Hiç kimse sihirli bir asayı herhangi birimizin üzerine sallayamaz ve bize iman ve güven serpemez. Huzur için gerekli olan daha yüksek bir güce güven ve inanç kazanmak zor bir iştir. Sadece bir gün görünmüyor. Bu ömür boyu süren bir süreçtir. Üçüncü Adım, bu dua “Benim yapılmayacak” ifadesinden başka bir şey olmasa bile dua gerektirir. Bence bu Adımın arkanıza yaslanıp sadece Yüksek Gücümüzün kendi işini yapmasına izin verdiğimiz anlamına gelmediğini belirtmek önemlidir. Bu bir eylemsizlik adımı değil. Huzur Duası bize “yapabildiğim şeyleri değiştirmemizi” hatırlatıyor.

Üçüncü Adımdaki kararımı uygulamadığımda nasıl öğrenebilirim? Takıntılıyım. Sorun, sorun, kişi, bir saplantı haline gelene kadar kafamda dolaşacak her şey. Yapabileceğim her şeyi yapmış olabilirim, bunun benim elimde olmadığı gerçeğini kabul ettim ama hala bir saplantı olarak kaldı. Üçüncü Adım bana Yüksek Güç'üme dönersem huzur içinde olacağımı ve kafamdaki hamster tekerleğinin dönmeyi durduracağını söylüyor. Barış istiyorsam, yaptığım şey budur: Serenity Namazına gerektiği kadar ve benim için önemli olabilecek diğer dualara dua edin. Sonra Tanrı Kutumu kullanıyorum. Takıntılı olduğum veya talep ettiğim her şeyi yazıyorum ve kağıdı katlayıp kutuya koyduğumda, “Tanrım, şimdi bunu size teslim ediyorum. Artık sizindir! ” Benim için çok iyi çalışıyor ve çalışıyor, başkalarını sürekli olarak bu inanılmaz araçtan yararlanmaya teşvik ediyorum.

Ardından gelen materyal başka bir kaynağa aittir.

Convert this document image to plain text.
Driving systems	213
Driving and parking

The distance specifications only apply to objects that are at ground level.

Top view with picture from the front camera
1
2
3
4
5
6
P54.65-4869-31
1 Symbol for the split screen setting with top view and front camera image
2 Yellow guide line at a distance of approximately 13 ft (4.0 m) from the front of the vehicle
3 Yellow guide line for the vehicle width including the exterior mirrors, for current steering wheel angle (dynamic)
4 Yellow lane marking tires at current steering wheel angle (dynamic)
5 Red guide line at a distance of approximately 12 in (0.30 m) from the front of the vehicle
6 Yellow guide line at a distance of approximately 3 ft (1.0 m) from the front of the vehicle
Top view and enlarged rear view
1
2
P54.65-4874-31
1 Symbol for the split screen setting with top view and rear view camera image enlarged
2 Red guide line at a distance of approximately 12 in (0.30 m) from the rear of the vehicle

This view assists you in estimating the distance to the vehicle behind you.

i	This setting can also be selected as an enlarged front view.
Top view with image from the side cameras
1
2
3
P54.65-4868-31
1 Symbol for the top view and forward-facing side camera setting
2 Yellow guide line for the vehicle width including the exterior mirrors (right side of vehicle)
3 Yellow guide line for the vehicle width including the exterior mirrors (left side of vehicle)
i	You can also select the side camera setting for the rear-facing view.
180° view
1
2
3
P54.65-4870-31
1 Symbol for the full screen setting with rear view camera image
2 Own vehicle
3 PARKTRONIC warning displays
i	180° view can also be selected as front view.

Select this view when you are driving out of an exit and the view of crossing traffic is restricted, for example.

Tanrı Kutusunun benim ve başkaları için bu kadar iyi çalışmasının nedeni, somut bir şey olmasıdır.Kağıda yazmanın ve onu bir kutuya koymanın fiziksel eylemi, bize gerçekten bir şeyler yaptığımız hissini verir ve sadece bir düşünce değildir. Tanrı Kutusunun güzelliği, orada ne olduğunu kontrol etmeye karar verdiğinizde, dua veya isteğinizin bir şekilde nasıl yanıtlandığını göreceksiniz ve o zaman neden bu kadar önemli olduğunu düşündüğünüzü merak edeceksiniz. Üçüncü Adımı tam olarak itirazımı ele aldığım için uyguluyorum ve bu her seferinde bir gün.

Namaste’. Barış ve uyum içinde yolculuğunuzu yürütebilirsiniz.

Video Talimatları: İnterseks birey Christian'ın hayatını değiştiren karar - DW Türkçe (Mayıs Ayı 2024).